128MBを選択するのは、搭載メモリが256MBの場合だけにしましょう。andLinuxには最低192MB、できれば256MBを割り当てるのがおすすめです。メモリに十分な余裕があるなら、それ以上を割り当てても問題ありません。
4. サウンドの有効化

Linuxアプリでサウンドを有効にするかどうかを選択できます。
5. 起動タイプの選択

Windowsの起動時にandLinuxを自動的に開始するか、手動で起動するかを選びます。手軽さを重視するなら「run andLinux automatically(自動起動)」を選択するのがよいでしょう。
6. Windowsファイルへのアクセス方式

COFSを選ぶと設定が簡単になりますが、Linuxアプリで特殊文字を含むファイル名を正しく認識させたい場合はSambaを選ぶ必要があります(設定はやや複雑です)。
7. Sambaの設定

この手順は、前の画面でSambaを選択した場合のみ必要です。まずWindows上の任意の場所にフォルダを作成し、右クリックから「共有とセキュリティ(Sharing and Security)」を選択してフォルダ共有を有効にします。その後、インストーラーの画面に戻り、作成した共有フォルダ名、ユーザー名、パスワードを入力してください。
8. COFSの設定

COFSを選択した場合は、ここで共有パスを設定します。共有したいパスを入力フィールドに指定しましょう。
9. 残りの設定と再起動
以降のオプションは「Next(次へ)」をクリックしてそのまま進めてかまいません。インストールが完了したら、パソコンを再起動します。

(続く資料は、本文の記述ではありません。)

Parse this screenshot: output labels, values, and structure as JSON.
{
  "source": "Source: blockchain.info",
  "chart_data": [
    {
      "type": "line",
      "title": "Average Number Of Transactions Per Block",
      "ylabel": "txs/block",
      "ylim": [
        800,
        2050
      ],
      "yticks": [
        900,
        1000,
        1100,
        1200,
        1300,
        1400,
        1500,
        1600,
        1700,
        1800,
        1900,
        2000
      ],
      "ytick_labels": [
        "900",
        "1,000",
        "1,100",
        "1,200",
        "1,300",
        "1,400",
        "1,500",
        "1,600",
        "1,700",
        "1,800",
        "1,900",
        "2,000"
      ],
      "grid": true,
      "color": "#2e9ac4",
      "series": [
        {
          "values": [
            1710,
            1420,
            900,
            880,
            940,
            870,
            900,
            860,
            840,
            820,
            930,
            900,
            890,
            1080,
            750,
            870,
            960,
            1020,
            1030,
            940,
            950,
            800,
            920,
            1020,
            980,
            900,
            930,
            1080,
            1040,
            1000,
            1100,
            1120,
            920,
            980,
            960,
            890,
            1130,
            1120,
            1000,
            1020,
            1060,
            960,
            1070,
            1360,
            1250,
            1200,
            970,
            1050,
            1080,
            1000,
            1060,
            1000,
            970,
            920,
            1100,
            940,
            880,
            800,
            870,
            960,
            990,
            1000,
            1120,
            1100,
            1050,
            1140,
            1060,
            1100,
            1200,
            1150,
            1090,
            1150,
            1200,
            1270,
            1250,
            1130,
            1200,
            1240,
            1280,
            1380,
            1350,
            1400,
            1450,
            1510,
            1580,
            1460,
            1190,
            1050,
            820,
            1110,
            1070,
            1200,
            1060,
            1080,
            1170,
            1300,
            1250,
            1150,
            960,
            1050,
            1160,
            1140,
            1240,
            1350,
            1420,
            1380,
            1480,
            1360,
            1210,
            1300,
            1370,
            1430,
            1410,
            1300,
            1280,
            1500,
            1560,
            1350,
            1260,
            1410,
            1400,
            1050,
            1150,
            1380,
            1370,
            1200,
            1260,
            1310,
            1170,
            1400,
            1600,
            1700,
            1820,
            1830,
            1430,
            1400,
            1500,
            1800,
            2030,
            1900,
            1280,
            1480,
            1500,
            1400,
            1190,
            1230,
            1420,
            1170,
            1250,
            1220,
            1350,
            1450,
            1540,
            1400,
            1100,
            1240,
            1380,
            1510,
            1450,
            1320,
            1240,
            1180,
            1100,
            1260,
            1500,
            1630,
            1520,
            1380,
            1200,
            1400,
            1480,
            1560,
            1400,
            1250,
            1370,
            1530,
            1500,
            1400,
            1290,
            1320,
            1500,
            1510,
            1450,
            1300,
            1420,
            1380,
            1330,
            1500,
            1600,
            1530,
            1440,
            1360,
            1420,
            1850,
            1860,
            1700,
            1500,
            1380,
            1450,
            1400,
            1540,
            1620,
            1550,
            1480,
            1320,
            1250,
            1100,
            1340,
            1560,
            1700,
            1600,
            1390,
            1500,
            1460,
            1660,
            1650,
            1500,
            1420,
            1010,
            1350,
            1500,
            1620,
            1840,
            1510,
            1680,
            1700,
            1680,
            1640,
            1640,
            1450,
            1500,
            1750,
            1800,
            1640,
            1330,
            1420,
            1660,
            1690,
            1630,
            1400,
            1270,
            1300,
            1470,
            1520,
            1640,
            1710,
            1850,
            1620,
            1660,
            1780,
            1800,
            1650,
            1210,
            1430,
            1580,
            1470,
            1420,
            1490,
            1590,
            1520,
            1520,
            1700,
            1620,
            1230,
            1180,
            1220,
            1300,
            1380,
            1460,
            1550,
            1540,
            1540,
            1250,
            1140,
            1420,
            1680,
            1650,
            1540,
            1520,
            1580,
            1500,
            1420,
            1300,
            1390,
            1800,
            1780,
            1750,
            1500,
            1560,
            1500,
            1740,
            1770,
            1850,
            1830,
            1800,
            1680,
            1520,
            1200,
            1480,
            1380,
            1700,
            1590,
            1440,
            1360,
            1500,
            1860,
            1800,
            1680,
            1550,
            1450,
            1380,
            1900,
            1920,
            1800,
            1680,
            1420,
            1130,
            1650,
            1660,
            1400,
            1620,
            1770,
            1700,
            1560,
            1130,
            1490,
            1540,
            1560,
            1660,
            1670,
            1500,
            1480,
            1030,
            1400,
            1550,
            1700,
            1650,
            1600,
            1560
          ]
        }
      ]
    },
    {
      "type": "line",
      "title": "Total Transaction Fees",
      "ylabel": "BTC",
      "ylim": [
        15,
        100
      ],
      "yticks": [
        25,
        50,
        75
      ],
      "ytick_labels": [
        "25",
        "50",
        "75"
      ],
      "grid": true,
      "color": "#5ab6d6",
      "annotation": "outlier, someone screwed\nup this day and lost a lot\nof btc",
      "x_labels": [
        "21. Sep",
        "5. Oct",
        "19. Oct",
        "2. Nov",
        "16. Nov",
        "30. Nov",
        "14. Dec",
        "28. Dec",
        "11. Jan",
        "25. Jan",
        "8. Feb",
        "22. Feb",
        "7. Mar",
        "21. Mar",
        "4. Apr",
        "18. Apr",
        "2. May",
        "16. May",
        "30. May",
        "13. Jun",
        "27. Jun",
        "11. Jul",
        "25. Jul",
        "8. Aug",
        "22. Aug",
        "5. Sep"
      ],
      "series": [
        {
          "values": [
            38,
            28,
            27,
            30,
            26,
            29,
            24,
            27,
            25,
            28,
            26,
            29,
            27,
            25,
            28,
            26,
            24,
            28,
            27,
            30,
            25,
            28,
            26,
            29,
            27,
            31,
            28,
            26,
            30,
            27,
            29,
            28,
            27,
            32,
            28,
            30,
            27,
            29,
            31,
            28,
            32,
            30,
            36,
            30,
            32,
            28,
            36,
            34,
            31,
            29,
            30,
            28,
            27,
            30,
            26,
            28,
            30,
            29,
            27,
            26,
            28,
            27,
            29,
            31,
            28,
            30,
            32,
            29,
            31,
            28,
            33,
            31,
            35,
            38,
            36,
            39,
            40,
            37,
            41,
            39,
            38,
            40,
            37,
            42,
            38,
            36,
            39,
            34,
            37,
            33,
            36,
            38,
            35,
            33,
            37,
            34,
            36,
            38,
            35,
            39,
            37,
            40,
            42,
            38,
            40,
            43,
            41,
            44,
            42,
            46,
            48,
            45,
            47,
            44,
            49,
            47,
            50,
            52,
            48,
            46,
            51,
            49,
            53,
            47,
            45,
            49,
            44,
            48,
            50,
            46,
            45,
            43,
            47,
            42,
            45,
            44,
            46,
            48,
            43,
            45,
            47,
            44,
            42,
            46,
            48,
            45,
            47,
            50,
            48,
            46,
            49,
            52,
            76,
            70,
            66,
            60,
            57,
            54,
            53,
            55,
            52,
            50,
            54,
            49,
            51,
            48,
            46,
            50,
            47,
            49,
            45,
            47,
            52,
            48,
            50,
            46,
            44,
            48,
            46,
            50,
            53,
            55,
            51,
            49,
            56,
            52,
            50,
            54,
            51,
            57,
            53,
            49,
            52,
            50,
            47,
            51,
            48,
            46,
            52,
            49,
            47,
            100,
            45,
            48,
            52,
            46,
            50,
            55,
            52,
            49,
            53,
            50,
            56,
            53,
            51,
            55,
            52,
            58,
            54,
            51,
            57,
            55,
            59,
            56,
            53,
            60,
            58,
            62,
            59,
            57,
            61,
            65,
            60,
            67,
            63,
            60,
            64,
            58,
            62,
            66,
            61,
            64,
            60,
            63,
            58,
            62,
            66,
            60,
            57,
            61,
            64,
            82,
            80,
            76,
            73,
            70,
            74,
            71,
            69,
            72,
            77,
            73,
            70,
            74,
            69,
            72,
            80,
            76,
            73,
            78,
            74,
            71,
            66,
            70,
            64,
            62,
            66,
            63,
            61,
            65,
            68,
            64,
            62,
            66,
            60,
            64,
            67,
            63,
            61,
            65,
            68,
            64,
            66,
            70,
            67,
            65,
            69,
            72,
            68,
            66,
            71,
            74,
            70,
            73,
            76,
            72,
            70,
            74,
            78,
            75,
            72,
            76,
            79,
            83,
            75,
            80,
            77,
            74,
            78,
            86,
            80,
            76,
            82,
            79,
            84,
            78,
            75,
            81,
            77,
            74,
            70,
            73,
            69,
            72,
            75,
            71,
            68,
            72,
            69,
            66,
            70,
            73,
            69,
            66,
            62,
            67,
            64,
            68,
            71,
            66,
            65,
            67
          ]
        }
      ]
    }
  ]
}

andLinuxを自動起動に設定した場合は、システムトレイにandLinuxのアイコンが表示されます。手動起動にした場合は、「スタート→プログラム→andLinux→Start andLinux」から起動できます。

アプリを起動するには、アイコンをクリックして使いたいアプリを選択するだけです。新しいLinuxアプリをインストールする際は、andLinuxメニューからSynapticを選びましょう。